Directed by David Hsun-Wei Chang
Written by Zhang Hongyi and Yeh Sho-Heng
It would be nice for Jaycee Chan to not be held to such an absurdly high standard. The problem is, he has his father’s nose: that daft proboscis which, each time it was broken and re-broken, more deeply signified Jackie Chan’s status as the clown prince of kung fu. Jackie Chan’s films set a near-impossible standard to meet, but worse, Jaycee’s new film Double Trouble (which the elder Chan was not connected with in any way) doesn’t meet the standards set by any good film.
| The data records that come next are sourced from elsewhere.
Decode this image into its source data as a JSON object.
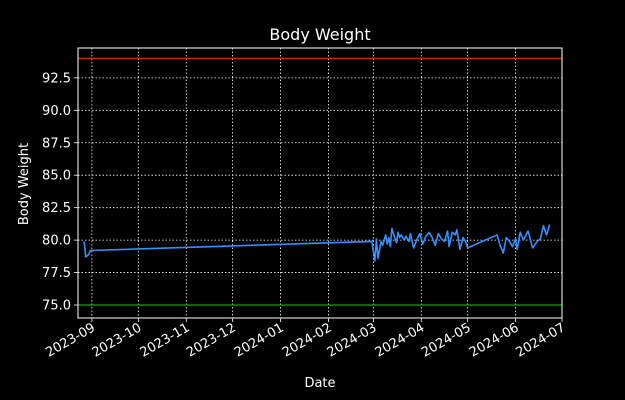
{
  "chart_data": {
    "type": "line",
    "title": "Body Weight",
    "xlabel": "Date",
    "ylabel": "Body Weight",
    "xlim": [
      "2023-08-23",
      "2024-07-01"
    ],
    "ylim": [
      74.0,
      94.8
    ],
    "x_ticks": [
      "2023-09",
      "2023-10",
      "2023-11",
      "2023-12",
      "2024-01",
      "2024-02",
      "2024-03",
      "2024-04",
      "2024-05",
      "2024-06",
      "2024-07"
    ],
    "y_ticks": [
      "75.0",
      "77.5",
      "80.0",
      "82.5",
      "85.0",
      "87.5",
      "90.0",
      "92.5"
    ],
    "grid": true,
    "legend": false,
    "colors": {
      "background": "#000000",
      "text": "#ffffff",
      "grid": "#ffffff",
      "series": "#3391ff"
    },
    "reference_lines": [
      {
        "y": 94.0,
        "color": "#d62400"
      },
      {
        "y": 75.0,
        "color": "#14a014"
      }
    ],
    "series": [
      {
        "color": "#3391ff",
        "points": [
          [
            "2023-08-27",
            79.9
          ],
          [
            "2023-08-28",
            78.7
          ],
          [
            "2023-08-30",
            78.9
          ],
          [
            "2023-08-31",
            79.2
          ],
          [
            "2024-02-29",
            79.9
          ],
          [
            "2024-03-02",
            78.4
          ],
          [
            "2024-03-03",
            80.1
          ],
          [
            "2024-03-04",
            78.6
          ],
          [
            "2024-03-06",
            79.9
          ],
          [
            "2024-03-07",
            79.6
          ],
          [
            "2024-03-09",
            80.4
          ],
          [
            "2024-03-10",
            79.7
          ],
          [
            "2024-03-11",
            80.2
          ],
          [
            "2024-03-12",
            79.5
          ],
          [
            "2024-03-13",
            80.9
          ],
          [
            "2024-03-14",
            80.5
          ],
          [
            "2024-03-16",
            79.8
          ],
          [
            "2024-03-17",
            80.6
          ],
          [
            "2024-03-18",
            80.2
          ],
          [
            "2024-03-19",
            80.4
          ],
          [
            "2024-03-21",
            80.0
          ],
          [
            "2024-03-22",
            80.3
          ],
          [
            "2024-03-24",
            79.9
          ],
          [
            "2024-03-25",
            80.5
          ],
          [
            "2024-03-27",
            79.4
          ],
          [
            "2024-03-29",
            80.0
          ],
          [
            "2024-03-31",
            80.5
          ],
          [
            "2024-04-02",
            79.7
          ],
          [
            "2024-04-04",
            80.3
          ],
          [
            "2024-04-06",
            80.6
          ],
          [
            "2024-04-08",
            80.2
          ],
          [
            "2024-04-10",
            79.6
          ],
          [
            "2024-04-12",
            80.5
          ],
          [
            "2024-04-14",
            80.1
          ],
          [
            "2024-04-16",
            79.9
          ],
          [
            "2024-04-18",
            80.7
          ],
          [
            "2024-04-19",
            79.5
          ],
          [
            "2024-04-21",
            80.6
          ],
          [
            "2024-04-23",
            80.4
          ],
          [
            "2024-04-24",
            80.8
          ],
          [
            "2024-04-26",
            79.3
          ],
          [
            "2024-04-28",
            80.2
          ],
          [
            "2024-04-30",
            79.8
          ],
          [
            "2024-05-01",
            79.4
          ],
          [
            "2024-05-20",
            80.4
          ],
          [
            "2024-05-22",
            79.6
          ],
          [
            "2024-05-24",
            79.0
          ],
          [
            "2024-05-26",
            80.2
          ],
          [
            "2024-05-28",
            79.9
          ],
          [
            "2024-05-30",
            79.5
          ],
          [
            "2024-06-01",
            80.1
          ],
          [
            "2024-06-02",
            79.3
          ],
          [
            "2024-06-04",
            80.6
          ],
          [
            "2024-06-06",
            80.0
          ],
          [
            "2024-06-09",
            80.7
          ],
          [
            "2024-06-10",
            80.3
          ],
          [
            "2024-06-12",
            79.4
          ],
          [
            "2024-06-15",
            79.9
          ],
          [
            "2024-06-17",
            80.1
          ],
          [
            "2024-06-19",
            81.1
          ],
          [
            "2024-06-21",
            80.4
          ],
          [
            "2024-06-23",
            81.2
          ]
        ]
      }
    ]
  }
}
Jaycee Chan plays a Taiwanese security guard who is assigned to protect a priceless painting, but due to a chance encounter with a visiting Chinese tourist (Xia Yu) the painting is lost anyway. Chan ends up chasing the painting with Yu in tow, thinking him a possible culprit; as the title suggests, this is a buddy film. But is this a buddy comedy or a buddy action film? The answer seems to be, “neither.”
The film starts with a brief action set piece intending to demonstrate the awesomeness of Chan’s character, but it is shockingly stingy with all subsequent excitement. There are just two other action sequences of any length in the 100-minute film: a car-on-bus chase and the big finale. Both of those are heavily aided by the digital erasure of obvious wires and support cables, making them harmless and completely unmemorable. The only other action in the picture is a lame running gag in which Chan is repeatedly hit in the groin.
The long gaps between action sequences are filled with something that is supposed to be comedy, but it doesn’t quite get there. Chan’s role is as the straight man, which is all wrong. When you have a funny nose, even if it comes from a father that you’d like to distinguish yourself from, you have to play the clown. There are some nice comedy ideas in the supporting cast – a Taiwanese gang whose members all sport 80s-style perms is worth a chuckle or two – but their scenes are stretched to interminable length as the one-note jokes are beaten to death and well beyond.
Moreover, there seems to be a general laziness in the storytelling of this film. At one point the heroes are in a church praying and a pair of shady-looking characters arrive to talk to them. Then the film cuts to an entirely different scene, the plot having advanced to the next step without explanation, and the shady characters are never seen again. That’s hardly the only example, just the most egregious one: this picture has enough nonsensical transitions to make Tommy Wiseau blush.
In some moments it seems that this film is actually trying to be a satire, to undercut the traditional Hong Kong action film tropes. But even if that were the case, Double Trouble should still try to be a good example of the thing it’s trying to satirize (a la Scream), and it isn’t. It is a flat, uninteresting, unentertaining failure.